Sugar Gets Sweeter: Former OLPC Exec Walter Bender on Netbooks, E-books, Blueberry, and Cloudberry
Every so often, we like to check in with Walter Bender, the former president of software and content for the One Laptop Per Child (OLPC) Foundation. He’s always busy with something interesting—and lately, it’s been Sugar, the classroom-oriented software environment that he and a team of software engineers originally developed for the OLPC’s $200 XO Laptop. Bender left the OLPC Foundation in 2008 to start Sugar Labs, a Brookline, MA-based non-profit organization that continues to make improvements to Sugar.
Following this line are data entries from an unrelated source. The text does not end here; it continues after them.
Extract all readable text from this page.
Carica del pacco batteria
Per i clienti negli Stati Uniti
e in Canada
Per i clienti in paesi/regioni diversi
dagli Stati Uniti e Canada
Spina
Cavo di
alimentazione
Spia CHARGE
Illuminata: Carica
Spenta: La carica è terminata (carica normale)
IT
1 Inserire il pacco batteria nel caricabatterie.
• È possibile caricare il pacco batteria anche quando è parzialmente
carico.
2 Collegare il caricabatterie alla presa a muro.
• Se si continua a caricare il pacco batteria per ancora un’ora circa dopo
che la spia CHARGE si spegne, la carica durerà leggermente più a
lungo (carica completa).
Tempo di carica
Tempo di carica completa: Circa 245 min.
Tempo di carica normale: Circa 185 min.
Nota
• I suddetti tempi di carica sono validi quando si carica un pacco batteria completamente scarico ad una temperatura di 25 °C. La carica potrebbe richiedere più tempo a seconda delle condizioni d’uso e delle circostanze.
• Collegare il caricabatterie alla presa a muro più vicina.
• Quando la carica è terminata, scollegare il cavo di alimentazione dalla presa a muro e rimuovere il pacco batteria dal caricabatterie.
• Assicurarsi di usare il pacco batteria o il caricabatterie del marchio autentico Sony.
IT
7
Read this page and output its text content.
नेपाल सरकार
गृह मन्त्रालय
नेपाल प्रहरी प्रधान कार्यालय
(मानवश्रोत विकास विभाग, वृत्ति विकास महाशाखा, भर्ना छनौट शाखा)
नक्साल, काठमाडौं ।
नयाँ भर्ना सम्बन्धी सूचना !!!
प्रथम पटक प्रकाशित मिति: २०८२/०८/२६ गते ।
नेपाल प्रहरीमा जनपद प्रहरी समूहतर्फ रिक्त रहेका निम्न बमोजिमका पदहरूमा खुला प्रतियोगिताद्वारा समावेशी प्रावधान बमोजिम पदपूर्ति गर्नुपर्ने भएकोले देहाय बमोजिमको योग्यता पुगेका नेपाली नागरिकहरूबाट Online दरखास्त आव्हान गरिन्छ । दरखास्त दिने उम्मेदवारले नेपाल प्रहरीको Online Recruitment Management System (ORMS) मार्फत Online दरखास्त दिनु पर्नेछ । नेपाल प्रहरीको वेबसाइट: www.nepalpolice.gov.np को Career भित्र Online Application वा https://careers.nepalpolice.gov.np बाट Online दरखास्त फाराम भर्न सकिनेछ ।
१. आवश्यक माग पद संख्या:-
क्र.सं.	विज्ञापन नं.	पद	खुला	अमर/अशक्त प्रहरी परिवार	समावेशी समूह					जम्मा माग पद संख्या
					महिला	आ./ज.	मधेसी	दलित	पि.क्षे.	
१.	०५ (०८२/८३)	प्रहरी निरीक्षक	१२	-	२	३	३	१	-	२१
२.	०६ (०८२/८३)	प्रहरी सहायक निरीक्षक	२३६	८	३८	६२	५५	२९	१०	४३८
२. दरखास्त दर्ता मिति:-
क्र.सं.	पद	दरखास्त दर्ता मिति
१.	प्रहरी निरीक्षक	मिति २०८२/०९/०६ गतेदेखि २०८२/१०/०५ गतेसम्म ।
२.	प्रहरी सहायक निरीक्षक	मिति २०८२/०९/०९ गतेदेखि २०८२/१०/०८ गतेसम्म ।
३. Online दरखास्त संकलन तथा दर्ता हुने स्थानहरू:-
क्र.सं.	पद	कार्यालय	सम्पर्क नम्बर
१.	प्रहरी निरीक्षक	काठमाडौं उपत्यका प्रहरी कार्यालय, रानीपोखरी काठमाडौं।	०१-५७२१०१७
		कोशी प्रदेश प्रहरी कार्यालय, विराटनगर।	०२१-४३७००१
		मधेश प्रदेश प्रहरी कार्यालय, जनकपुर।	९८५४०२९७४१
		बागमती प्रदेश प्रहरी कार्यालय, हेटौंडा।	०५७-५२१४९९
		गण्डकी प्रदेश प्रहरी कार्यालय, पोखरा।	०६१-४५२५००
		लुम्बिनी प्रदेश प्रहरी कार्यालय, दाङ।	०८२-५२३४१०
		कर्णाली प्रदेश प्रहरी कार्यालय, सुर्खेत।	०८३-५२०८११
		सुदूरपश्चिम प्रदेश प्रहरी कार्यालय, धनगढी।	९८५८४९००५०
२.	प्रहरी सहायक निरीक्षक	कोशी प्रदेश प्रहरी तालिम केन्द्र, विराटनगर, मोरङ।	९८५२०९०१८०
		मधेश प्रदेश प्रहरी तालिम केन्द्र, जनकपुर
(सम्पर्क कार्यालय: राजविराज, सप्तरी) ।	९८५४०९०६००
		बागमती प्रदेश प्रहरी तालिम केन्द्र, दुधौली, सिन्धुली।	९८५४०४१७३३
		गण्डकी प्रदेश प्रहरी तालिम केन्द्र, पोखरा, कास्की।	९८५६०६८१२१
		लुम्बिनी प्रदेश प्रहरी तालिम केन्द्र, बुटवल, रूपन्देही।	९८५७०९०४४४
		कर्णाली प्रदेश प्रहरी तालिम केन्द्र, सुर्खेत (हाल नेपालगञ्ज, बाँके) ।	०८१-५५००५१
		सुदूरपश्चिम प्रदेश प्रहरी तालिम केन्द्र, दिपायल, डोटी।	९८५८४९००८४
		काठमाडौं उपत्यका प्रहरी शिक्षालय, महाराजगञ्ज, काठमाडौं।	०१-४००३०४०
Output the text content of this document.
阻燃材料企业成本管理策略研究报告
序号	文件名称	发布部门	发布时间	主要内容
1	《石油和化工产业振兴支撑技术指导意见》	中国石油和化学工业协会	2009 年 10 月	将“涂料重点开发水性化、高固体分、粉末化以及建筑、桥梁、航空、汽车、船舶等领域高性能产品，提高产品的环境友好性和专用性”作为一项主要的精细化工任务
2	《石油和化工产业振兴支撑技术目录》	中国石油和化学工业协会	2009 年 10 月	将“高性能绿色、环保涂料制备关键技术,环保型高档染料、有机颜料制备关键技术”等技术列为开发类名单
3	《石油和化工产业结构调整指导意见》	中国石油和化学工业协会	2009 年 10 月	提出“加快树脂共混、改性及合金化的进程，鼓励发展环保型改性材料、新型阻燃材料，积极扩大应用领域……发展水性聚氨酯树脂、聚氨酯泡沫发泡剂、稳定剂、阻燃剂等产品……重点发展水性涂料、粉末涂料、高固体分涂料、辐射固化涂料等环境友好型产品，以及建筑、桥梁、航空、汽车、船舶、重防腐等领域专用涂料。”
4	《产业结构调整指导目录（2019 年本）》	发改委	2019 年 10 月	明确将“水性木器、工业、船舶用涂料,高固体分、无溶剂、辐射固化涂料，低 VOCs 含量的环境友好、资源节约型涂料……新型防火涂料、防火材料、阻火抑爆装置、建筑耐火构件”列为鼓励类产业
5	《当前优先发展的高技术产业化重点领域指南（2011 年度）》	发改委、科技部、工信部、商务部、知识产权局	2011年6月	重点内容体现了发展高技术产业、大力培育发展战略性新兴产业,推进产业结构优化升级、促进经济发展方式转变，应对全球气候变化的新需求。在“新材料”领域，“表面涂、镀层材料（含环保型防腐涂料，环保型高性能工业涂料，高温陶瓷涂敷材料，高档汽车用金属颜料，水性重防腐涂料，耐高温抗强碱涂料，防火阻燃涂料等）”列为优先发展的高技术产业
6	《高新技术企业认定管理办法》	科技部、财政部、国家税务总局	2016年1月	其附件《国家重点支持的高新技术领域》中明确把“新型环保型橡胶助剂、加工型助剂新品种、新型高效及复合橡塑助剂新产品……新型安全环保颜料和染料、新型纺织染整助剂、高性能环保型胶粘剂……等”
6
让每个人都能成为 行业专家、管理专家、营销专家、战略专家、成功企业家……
The most recent, which Bender told us about back in February, is Sugar on a Stick, a version of Sugar that fits on a USB key. Insert Sugar on a Stick into the USB slot of your Windows, Mac, or Linux computer, and you can start up the computer in Sugar instead of the native operating system. The implications are exciting: for the first time, any classroom or consumer with a computer can try all of the educational software built into Sugar without having to obtain an XO.
Last week, Sugar Labs announced the debut of Blueberry, the second major release of Sugar on a Stick. I caught up with Bender just after he’d returned from the Netbook World Summit in Paris, where he says many netbook manufacturers expressed interest in putting Sugar on their devices.